Our partner is an eco-tourism lodge, Jaguar Ecological Reserve, which has been especially incredible this week, as there are no tourists and we have the lodge all to ourselves. We’ve been making pancakes and slathering them in peanut butter (we have at three 4-lb tubs), and Miltão, the cook, has been generously supplementing our rice and beans with beef, piranha soup, and delicious squash that comes from a ranch just down the road.

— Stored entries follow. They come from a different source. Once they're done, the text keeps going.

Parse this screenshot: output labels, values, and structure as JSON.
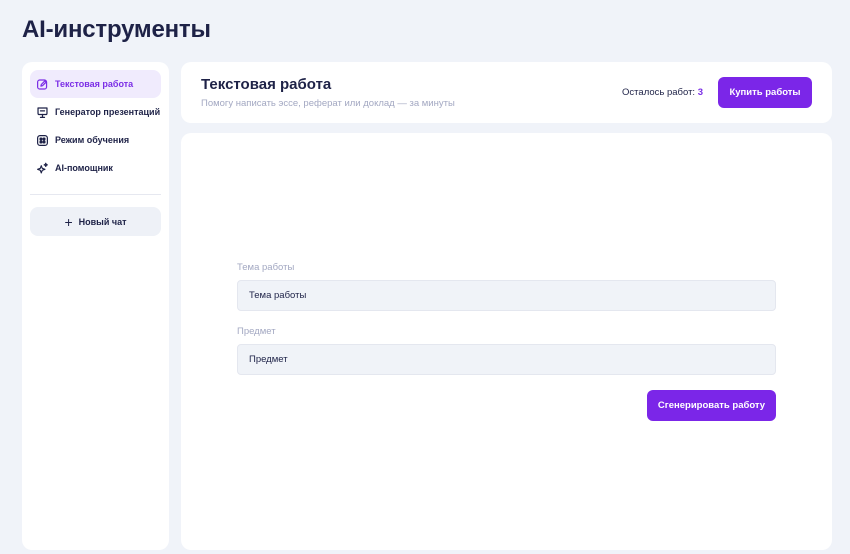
{
  "page": {
    "title": "AI-инструменты"
  },
  "sidebar": {
    "items": [
      {
        "label": "Текстовая работа",
        "icon": "edit-document-icon",
        "active": true
      },
      {
        "label": "Генератор презентаций",
        "icon": "presentation-icon",
        "active": false
      },
      {
        "label": "Режим обучения",
        "icon": "grid-book-icon",
        "active": false
      },
      {
        "label": "AI-помощник",
        "icon": "sparkles-icon",
        "active": false
      }
    ],
    "new_chat_label": "Новый чат",
    "new_chat_icon": "plus-icon"
  },
  "header": {
    "title": "Текстовая работа",
    "subtitle": "Помогу написать эссе, реферат или доклад — за минуты",
    "remaining_label": "Осталось работ:",
    "remaining_count": "3",
    "buy_button": "Купить работы"
  },
  "form": {
    "topic_label": "Тема работы",
    "topic_placeholder": "Тема работы",
    "subject_label": "Предмет",
    "subject_placeholder": "Предмет",
    "generate_button": "Сгенерировать работу"
  },
  "colors": {
    "accent": "#7b26e8",
    "background": "#f0f3f9",
    "card": "#ffffff",
    "text": "#1e2247",
    "muted": "#a3a8c2"
  }
}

Great progress has been made on the tower, and there have already been several design iterations. As expected, ground conditions altered the design. The Pantanal had a very weak rainy season, and as a result the water has very, very high iron content. We have adjusted our system and the tower to be able to handle the worst known water, more to come on this later. Currently, we are driving/fishtailing our way to a nearby eco-lodge for our drinking water. The plan was also originally to build two water towers, a supply tower at JER and another for gravity feed tower at PCER. We have decided that we can better handle filtration and supply PCER more efficiently by building a taller tower with a more extensive filtration system at JER as there is already a pipe that runs the approximately 200 yards to PCER.
The cloud cover and rain have been optimal for working, and our team has cruised through several stages. We’ve laid out the site and dug six footings, built wood formwork and rebar cages for the six columns, wrestled the 17’ tall rebar cages into the footings, and are halfway through pouring concrete into the footings. The footings are no small business as four of them are 2’ by 2’ and about 2’ deep; and two of them are 3’ by 3’ and 2’ deep. Fortunately, we’ve been able to utilize a lot of the knowledge from building PCER as Chesnut wrote down several shortcuts that local builders taught us.
We look forward to posting more about installation of E-MAGINE’s internet system, and getting shots of construction that involve activities more activities ground level.